Original Post (October 17, 2011):  [Originally under the title: Public Interest Litigation, A Strange Bird Sometimes, General Mills Sued For Suggesting Fruit Roll-Ups Are Healthy]:  Most civil litigation is between two or more private individuals when a plaintiff goes to court to seek remedy for a perceived wrong.  It is almost always about money.

But we all know that our courts preside over other kinds of civil litigation (litigation brought by or against the government, for example) and public interest litigation (litigation brought in the name of an individual, but not really).  Public interest litigation can be a very different breed of litigation.

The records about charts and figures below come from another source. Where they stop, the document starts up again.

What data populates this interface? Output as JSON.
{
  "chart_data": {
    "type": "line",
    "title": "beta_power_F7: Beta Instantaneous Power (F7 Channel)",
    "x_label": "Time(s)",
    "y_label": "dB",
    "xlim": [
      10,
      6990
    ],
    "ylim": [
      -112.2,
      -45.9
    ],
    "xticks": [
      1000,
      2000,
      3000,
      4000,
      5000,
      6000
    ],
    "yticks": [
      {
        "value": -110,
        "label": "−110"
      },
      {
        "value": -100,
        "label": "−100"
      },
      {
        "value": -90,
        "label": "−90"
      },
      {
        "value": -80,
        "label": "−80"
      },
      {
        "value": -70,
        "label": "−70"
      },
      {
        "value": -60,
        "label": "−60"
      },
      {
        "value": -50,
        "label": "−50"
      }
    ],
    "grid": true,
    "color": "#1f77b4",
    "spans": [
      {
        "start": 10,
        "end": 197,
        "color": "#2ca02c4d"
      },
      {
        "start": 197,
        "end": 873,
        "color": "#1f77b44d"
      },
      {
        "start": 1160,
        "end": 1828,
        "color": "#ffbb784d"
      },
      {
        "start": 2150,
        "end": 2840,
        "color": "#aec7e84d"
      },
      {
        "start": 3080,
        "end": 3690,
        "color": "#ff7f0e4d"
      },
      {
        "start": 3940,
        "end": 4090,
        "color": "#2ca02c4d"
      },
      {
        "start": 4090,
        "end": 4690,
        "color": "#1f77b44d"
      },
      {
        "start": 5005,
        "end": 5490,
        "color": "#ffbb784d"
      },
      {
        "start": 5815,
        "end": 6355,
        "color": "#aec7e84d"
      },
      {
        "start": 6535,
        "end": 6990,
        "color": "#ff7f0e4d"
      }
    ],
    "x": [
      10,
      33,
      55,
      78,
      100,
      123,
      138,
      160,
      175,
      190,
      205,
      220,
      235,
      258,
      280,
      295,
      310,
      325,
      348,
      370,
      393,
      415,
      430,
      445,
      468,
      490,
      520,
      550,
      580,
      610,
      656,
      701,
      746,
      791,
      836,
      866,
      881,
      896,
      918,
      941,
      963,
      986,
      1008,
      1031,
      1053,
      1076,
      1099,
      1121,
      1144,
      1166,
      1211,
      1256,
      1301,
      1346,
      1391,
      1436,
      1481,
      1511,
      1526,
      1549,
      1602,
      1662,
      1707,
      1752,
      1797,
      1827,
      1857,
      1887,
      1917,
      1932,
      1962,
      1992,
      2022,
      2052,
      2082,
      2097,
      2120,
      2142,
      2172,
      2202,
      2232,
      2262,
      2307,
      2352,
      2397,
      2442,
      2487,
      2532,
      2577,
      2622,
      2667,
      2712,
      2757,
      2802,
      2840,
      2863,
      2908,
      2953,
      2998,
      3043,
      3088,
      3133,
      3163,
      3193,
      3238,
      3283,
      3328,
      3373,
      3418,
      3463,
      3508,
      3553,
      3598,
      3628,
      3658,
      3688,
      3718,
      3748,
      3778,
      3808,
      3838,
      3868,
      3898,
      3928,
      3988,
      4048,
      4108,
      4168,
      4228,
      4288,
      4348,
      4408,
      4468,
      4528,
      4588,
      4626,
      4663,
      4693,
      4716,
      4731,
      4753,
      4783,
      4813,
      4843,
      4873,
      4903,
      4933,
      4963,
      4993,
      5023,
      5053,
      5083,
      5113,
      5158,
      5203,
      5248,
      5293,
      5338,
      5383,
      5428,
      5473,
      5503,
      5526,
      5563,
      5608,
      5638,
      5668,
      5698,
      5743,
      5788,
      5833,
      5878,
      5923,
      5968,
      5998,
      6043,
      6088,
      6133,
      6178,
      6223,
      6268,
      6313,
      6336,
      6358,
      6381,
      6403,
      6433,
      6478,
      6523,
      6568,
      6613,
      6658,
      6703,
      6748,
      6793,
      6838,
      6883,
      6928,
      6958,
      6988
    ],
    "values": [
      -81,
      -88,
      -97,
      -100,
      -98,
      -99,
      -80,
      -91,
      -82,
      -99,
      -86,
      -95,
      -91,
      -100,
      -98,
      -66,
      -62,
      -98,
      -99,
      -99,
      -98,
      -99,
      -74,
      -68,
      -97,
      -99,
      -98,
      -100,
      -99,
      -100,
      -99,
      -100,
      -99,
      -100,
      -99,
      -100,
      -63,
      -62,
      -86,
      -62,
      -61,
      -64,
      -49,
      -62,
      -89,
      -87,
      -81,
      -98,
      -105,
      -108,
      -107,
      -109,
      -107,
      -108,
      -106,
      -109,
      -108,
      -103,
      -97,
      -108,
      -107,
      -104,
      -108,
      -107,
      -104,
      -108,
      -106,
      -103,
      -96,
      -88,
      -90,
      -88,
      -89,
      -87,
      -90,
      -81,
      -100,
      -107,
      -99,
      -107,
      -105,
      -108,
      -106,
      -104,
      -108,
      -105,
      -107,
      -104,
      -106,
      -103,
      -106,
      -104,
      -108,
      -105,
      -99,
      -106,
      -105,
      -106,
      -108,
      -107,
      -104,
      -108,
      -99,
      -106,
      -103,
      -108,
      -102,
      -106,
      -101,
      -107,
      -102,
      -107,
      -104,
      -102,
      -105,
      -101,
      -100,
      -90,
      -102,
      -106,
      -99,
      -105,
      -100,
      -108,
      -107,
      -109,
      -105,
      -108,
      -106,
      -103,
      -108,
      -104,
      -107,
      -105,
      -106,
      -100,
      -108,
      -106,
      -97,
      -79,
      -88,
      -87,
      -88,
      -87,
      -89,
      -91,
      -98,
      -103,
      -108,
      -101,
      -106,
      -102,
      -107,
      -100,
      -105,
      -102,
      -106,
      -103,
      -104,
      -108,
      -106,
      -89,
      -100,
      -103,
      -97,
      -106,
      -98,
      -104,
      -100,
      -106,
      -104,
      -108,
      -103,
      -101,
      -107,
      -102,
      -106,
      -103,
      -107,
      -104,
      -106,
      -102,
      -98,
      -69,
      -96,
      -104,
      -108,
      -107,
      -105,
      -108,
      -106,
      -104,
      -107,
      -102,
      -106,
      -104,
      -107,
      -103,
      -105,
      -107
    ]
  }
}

For example, the plaintiff in such cases normally has very little at stake in the litigation, if anything.  This, of course, can skew the normal incentives that affect litigants.  (“Why settle for anything?  Let’s fight this forever!”)  Conversely, a plaintiff might wish to plunge headlong into litigation she is assured of losing, using the courts not to seek redress for a wrong she has suffered but to bring attention to a social ill or social cause.

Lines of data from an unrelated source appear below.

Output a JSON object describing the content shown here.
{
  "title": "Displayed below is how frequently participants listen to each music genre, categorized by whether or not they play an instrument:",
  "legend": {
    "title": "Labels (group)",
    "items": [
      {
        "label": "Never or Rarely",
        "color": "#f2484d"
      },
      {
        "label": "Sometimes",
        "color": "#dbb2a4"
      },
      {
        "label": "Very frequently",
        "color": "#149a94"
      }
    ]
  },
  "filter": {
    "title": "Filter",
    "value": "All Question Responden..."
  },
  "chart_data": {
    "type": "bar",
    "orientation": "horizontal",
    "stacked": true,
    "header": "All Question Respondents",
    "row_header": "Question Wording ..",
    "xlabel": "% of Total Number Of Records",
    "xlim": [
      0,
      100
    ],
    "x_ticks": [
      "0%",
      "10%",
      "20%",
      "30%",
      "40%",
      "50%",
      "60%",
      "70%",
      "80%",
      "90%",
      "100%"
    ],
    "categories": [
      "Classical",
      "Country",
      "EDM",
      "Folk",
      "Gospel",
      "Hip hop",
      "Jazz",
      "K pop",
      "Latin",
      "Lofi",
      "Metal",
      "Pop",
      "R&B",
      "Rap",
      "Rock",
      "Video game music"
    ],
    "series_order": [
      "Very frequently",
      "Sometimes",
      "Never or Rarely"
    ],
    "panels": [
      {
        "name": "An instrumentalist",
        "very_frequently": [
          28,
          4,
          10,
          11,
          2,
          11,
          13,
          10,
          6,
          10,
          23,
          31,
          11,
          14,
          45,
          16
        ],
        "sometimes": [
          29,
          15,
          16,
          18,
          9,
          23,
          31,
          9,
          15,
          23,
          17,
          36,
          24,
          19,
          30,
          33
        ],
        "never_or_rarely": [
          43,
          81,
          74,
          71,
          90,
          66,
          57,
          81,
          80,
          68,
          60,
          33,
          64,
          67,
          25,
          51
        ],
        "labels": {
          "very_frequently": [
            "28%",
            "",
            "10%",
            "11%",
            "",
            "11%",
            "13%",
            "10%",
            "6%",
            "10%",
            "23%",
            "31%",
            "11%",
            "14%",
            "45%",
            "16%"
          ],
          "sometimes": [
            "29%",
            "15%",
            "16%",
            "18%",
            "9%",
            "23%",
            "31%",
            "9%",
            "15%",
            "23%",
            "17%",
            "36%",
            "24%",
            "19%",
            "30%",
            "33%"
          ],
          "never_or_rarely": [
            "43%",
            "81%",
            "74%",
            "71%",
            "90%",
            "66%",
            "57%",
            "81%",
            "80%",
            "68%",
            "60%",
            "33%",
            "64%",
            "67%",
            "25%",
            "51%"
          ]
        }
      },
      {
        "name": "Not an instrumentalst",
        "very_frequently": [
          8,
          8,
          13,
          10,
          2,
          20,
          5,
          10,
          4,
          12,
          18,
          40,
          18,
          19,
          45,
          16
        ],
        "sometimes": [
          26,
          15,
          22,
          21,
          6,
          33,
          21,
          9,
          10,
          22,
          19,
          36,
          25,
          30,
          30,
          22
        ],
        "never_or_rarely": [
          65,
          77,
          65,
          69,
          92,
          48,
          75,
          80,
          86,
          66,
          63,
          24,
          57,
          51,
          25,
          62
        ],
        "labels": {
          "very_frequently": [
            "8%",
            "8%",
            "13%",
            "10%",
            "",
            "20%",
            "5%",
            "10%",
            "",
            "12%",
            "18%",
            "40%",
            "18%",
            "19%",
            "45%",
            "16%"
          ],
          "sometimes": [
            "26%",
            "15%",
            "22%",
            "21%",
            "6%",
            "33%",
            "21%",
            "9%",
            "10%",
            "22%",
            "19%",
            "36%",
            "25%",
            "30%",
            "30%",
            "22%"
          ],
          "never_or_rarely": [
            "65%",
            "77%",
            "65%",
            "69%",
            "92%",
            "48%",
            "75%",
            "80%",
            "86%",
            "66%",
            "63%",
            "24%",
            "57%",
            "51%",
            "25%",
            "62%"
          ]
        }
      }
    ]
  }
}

Take the recent class action lawsuit against General Mills (based in Golden Valley, MN) in the Northern District of California by a person, Annie Lam, represented by lawyers from the Center for Science in the Public Interest (CSPI) and lawyers from a small New York-based consumer rights firm, Reese Richman. Please.

Plaintiff alleges that statements as to the health-enhancing qualities of “Fruit by the Foot” and another similar General Mills product (Fruit Roll Ups) are all false because the product includes partially hydrogenated vegetable oil (a.k.a., “trans fat”), which, plaintiff says, “many doctors have compared to poison” (none of whom apparently on the record, for attribution).

General Mills’ statements that these snack products are “fruit flavored, naturally flavored, a good source of Vitamin C, low in calories, low fat, and gluten free,” are, according to the plaintiff, “misleading and deceptive” because the products contain trans fat.

One does not need to go to law school to figure out that there is a fat gap of reasoning there.  Plaintiff’s case is not promising.  On the other hand, plaintiff alleges that “Strawberry Fruit Roll Ups” contain no strawberries, which seems somewhat misleading.  (They’re probably never called “Strawberry Fruit Roll-ups” but, rather, Fruit Roll-Ups, strawberry flavored, or a similarly carefully thought-out formulation.)

Presumably the fact that her case might be a loser is of little concern to Annie Lam.  Plaintiff and her public interest counsel bring attention to a social issue worthy of attention: mass-marketed food-sellers’ claims about their products should be consumed with a grain of salt.